Big data technologies are essentially extensions to a data warehousing environment although there are some exceptions, notably where there are also operational (usually real-time) requirements. As such, big data provides exactly the same sorts of business intelligence and analytic functionality.
These extensions are usually implemented at the back-end of the data processing environment alongside the data warehouse or mart but, where there are very high volumes of data that need to be processed in a very short time, then the big data solution may be implemented prior to storing the data in a data warehouse. These latter solutions may use Complex Event Processing also known as (event) stream processing or there are big data solutions (for example, based on Cassandra) that may be used for this purpose, the difference being that the former tends to be better when the model being processed is static and the latter when it is fluid.
Because of the low cost of many big data platforms these may also be used for other purposes besides business intelligence and analytics. For example, a number of companies are using Hadoop as a platform for ETL (extract, transform and load—see here) purposes while graph databases may be used for data quality matching and deduplication as well as for exploring relationships.
In general the sorts of users who should care about big data are the same as those who care about data warehousing; that is relevant managers and C level executives who care about such things as:
- Customer acquisition and retention
- Customer up-sell and cross-sell
- Supply chain optimisation
- Fraud detection and prevention
- Telco network analysis
- Marketing optimisation
However, there are additional potential users in areas such as preventative maintenance, smart metering and other sensor-related activities. There is also a significant use of big data within web-based organisations such as on-line gaming, mobile applications and so on.
Hadoop and its associated tools is currently the 'big beast' of the big data world and the Hadoop environment is undergoing rapid development, especially in areas such as its robustness, manageability and SQL access (though there is not generally a database optimiser present), all of which are currently limited.
Gathering momentum are graph databases (essentially triple stores with an inference engine) and we expect these to grow in popularity as their ability to identify and parse relationships out to 6 or 7 degrees of separation is recognised (a typical relational databases can manage about 3 degrees before performance dies). Graph databases, however, do not run on the low-cost clustered platforms that are otherwise typical of big data solutions, so these are not inexpensive in the same way that, say, Hadoop is.

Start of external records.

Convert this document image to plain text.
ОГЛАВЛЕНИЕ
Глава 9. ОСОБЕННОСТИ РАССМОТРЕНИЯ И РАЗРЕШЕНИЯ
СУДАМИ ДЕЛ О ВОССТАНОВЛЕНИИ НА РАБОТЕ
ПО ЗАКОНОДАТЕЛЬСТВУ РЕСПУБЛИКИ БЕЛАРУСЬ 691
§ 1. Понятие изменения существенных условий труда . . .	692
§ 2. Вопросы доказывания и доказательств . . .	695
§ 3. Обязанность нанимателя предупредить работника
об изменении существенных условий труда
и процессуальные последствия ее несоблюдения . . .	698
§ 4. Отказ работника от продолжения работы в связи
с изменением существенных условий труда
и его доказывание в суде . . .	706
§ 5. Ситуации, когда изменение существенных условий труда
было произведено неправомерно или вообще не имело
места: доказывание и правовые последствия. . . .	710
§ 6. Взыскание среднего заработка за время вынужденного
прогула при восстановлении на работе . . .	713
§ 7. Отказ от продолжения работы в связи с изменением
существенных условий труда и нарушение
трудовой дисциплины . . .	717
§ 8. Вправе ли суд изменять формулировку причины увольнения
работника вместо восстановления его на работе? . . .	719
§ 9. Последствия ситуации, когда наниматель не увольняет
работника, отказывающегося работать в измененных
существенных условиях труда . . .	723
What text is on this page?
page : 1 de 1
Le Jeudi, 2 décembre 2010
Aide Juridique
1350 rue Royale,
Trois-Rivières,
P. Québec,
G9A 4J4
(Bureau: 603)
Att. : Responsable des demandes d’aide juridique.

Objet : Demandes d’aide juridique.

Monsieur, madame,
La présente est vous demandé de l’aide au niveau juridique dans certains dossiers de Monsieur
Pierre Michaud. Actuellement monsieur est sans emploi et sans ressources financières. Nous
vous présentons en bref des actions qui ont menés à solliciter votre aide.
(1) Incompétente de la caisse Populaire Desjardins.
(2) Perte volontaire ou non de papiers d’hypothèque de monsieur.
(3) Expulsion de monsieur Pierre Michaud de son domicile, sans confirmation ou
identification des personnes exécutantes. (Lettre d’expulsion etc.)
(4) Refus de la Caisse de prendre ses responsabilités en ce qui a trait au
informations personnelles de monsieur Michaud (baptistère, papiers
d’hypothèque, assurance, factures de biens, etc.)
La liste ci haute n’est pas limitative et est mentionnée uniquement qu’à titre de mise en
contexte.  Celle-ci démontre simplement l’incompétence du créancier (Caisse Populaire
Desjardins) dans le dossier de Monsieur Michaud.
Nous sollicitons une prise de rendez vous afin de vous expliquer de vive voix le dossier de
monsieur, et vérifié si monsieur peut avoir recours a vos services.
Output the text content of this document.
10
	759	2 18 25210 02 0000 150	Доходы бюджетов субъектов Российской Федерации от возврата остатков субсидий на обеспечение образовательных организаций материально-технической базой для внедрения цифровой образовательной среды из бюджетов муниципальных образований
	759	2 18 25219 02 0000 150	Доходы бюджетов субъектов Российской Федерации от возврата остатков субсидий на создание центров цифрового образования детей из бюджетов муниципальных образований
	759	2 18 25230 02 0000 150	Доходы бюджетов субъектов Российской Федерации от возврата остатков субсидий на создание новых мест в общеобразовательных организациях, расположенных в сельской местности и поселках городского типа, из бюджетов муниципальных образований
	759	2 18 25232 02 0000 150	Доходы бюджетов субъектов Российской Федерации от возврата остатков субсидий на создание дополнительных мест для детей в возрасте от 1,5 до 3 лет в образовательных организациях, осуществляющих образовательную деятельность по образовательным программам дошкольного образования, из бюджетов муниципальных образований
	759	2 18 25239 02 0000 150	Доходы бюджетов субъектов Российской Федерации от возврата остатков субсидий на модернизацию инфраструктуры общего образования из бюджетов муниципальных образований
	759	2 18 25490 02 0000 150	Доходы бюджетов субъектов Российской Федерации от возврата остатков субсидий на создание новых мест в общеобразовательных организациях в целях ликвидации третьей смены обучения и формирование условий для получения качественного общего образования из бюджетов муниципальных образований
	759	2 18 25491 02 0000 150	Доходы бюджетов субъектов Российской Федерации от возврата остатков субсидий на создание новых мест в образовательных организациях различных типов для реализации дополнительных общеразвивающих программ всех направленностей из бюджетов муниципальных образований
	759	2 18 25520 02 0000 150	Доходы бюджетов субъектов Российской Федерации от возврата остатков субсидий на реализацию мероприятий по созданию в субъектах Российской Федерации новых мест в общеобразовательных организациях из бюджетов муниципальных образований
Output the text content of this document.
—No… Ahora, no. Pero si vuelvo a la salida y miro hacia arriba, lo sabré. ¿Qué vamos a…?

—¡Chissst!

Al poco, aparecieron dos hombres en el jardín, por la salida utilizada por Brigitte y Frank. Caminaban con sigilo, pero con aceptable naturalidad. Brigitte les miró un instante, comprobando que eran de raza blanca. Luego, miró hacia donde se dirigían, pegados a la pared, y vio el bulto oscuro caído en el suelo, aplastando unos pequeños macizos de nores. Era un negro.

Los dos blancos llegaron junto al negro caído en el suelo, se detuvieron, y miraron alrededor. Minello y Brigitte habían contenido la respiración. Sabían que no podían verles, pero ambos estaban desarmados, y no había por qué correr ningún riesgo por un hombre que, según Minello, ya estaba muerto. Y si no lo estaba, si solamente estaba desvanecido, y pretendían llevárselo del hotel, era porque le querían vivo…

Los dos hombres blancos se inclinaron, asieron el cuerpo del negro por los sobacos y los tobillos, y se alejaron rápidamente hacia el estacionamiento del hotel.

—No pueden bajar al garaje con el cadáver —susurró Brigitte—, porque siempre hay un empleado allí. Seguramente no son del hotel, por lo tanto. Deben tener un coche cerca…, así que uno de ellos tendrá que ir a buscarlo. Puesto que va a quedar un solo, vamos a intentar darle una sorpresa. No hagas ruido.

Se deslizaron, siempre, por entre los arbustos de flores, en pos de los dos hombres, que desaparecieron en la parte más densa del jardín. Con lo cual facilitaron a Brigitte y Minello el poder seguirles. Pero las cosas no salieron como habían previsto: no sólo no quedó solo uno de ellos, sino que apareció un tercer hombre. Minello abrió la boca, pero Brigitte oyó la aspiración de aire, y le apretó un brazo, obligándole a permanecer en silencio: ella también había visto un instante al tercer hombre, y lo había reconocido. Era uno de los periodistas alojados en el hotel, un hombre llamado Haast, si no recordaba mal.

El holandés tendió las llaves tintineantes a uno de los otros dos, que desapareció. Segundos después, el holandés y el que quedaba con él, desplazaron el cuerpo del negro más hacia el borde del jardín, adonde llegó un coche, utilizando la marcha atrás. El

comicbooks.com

Longer term, we expect (we know of two already) relational database vendors to implement HDFS (the file system used in Hadoop) as storage engines within their databases. This will combine the low-cost storage advantages of Hadoop with a single management layer that integrates the data warehouse and big data environments.
New vendors continue to enter the market and it is too early for any consolidation. Many, but not all, suppliers offer open source solutions and may have significant venture capital backing but little in the way of revenues. We do not believe that this can continue indefinitely—there are too many vendors and too many products; it is reminiscent of the dot.com bubble. We would advise companies looking at investing in this market to be sure of their due diligence before licensing any particular product, especially if the solution to be adopted will be mission critical (which is often the case with sensor-based environments).
Notable recent announcements have been IBM's new PureData platform based around GPFS (its version of HDFS) and the announcement by InterSystems that you can now use Globals (the Caché database without the development environment that comes with it normally) as a replacement for HDFS under Hadoop. Given how many alternatives there are to HDFS (Cassandra and RainStor to name just two more) there is going to be major guessing game as to whether HDFS will survive and, if not, what will replace it.